The sessions included a mix of outdoor walking workshops, film and video screenings, writing exercises and technical advice on audio and video recording. Inspired by Catriona’s practice, the students spent time deconstructing filmmaking processes into sound, language and visuals over the three weeks. Their discussions included the camera as eye, voice vs written language, the notion of place, deep ecologies and unstable subjectivities. Although the course was moved online, the participants undertook walks in their local areas each week, collecting audio-visual material to share in the online meetings and virtually leading each other around their chosen locations. We hope to invite the students to Highgreen as soon as it is safe to do so.
In week one, the workshop began with a pecha kucha presentation of the participants’ work and a screening of Catriona’s previous films. Then heading outdoors into the early February snow, Catriona invited the students to each go for an hour long walk in their local area, focusing on sound and language to record audio on their phones. They then regathered online and listened to the audio recordings without any visual information to identify the places by. Considering how to adapt to the lack of access to art school equipment during lockdown, they reviewed the benefits and technical difficulties of working with audio only. They later watched films and artworks which use sound and language more prominently than images.
In week two, Catriona began with screening an extract of her film work in progress and a discussion about walks in forestry plantations, before the participants listened back to extra recordings from the first walk. She then guided a writing workshop to generate text on the places visited the week before, with writing prompts and readings of the resulting text fragments. The students then departed to undertake a second walk, returning to the locations they’d first visited to record visuals, again using phone cameras, but this time for still images and video.

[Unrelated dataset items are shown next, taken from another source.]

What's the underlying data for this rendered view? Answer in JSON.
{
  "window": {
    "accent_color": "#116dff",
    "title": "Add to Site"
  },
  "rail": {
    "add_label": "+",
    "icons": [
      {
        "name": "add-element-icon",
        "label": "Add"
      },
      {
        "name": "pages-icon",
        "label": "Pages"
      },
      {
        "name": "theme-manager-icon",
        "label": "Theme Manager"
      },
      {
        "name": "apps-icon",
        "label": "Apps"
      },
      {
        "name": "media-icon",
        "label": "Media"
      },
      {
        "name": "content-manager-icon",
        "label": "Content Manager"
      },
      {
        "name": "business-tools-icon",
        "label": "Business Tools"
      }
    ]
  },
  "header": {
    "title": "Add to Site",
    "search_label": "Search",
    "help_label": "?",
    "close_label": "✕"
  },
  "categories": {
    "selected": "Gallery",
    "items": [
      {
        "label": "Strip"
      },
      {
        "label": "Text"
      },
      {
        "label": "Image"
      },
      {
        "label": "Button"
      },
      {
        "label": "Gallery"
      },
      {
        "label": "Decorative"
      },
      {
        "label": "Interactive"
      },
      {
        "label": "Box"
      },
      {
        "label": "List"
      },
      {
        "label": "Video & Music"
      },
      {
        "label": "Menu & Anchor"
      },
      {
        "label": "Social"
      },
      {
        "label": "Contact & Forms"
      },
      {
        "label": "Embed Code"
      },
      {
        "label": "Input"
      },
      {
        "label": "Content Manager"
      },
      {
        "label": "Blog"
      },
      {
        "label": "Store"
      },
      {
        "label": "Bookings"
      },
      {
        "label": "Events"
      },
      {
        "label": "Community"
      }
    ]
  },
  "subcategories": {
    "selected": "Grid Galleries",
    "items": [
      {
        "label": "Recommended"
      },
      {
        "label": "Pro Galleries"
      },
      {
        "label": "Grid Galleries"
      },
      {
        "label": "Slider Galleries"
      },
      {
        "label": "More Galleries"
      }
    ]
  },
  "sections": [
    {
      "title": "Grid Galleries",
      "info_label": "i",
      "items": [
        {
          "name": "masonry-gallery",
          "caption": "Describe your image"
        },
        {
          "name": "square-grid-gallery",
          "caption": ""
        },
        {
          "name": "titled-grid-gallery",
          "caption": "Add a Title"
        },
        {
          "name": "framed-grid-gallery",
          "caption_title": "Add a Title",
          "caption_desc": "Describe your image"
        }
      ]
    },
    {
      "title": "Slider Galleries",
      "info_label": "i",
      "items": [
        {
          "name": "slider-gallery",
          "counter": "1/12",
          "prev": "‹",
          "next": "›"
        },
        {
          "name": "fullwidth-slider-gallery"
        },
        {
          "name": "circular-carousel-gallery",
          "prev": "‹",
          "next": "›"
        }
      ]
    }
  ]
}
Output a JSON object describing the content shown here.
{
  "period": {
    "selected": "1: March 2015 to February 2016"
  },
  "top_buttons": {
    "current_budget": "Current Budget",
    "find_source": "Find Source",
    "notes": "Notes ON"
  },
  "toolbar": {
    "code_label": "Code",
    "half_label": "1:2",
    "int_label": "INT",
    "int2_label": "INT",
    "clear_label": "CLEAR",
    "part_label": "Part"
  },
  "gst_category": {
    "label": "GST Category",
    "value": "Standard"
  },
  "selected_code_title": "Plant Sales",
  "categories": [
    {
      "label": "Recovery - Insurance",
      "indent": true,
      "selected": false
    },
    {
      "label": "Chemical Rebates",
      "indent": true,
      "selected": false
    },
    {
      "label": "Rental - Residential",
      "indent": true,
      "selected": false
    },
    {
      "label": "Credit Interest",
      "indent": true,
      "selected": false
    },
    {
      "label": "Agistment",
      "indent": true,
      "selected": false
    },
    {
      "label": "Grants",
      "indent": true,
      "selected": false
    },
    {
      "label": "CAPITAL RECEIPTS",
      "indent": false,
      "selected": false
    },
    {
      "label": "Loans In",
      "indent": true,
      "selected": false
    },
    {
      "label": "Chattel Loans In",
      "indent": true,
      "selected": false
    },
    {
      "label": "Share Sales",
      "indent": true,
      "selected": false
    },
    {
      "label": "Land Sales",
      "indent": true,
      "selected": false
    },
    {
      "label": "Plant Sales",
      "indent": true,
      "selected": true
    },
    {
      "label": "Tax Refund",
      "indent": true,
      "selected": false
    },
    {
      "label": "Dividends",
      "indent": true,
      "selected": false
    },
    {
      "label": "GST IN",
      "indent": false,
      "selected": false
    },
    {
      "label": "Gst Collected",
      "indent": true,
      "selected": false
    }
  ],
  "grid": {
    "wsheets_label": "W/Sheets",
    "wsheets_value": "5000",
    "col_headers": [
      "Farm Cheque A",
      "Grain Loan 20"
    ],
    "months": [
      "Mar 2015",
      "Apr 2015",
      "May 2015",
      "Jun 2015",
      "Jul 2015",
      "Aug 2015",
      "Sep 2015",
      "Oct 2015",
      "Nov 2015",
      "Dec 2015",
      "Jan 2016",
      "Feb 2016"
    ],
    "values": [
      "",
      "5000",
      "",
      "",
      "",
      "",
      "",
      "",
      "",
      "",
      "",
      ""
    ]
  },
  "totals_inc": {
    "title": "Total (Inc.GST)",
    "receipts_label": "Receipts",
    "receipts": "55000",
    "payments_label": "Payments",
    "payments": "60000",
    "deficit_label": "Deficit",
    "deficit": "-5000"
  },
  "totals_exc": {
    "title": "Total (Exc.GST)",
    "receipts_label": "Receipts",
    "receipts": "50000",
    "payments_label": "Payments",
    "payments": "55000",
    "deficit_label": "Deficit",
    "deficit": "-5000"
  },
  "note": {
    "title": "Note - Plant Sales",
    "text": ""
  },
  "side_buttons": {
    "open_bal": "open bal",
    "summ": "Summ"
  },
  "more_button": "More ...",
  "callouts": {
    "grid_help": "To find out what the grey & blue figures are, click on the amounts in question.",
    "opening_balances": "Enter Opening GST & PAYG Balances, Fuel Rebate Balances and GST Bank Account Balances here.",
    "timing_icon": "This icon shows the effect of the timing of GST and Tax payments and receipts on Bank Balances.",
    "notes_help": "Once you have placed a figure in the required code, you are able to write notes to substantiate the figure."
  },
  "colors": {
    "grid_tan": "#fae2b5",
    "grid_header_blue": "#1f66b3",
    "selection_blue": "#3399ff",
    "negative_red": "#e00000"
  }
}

In the final week, the participants shared the material collected on their previous walks, visiting their chosen locations in quite different weather. Their discussion analysed the process of breaking down filmmaking into its constituent parts of sound, language and image, as well as the significance of place in their walks. Catriona gave a presentation on her past exhibitions, collective work and residencies, as well as leading a technical session on her use of audio/visual equipment and editing software. Together they reflected on the material gathered, discussed plans for further walks and shared thoughts and feedback on how they might take forward the new material and processes into future work.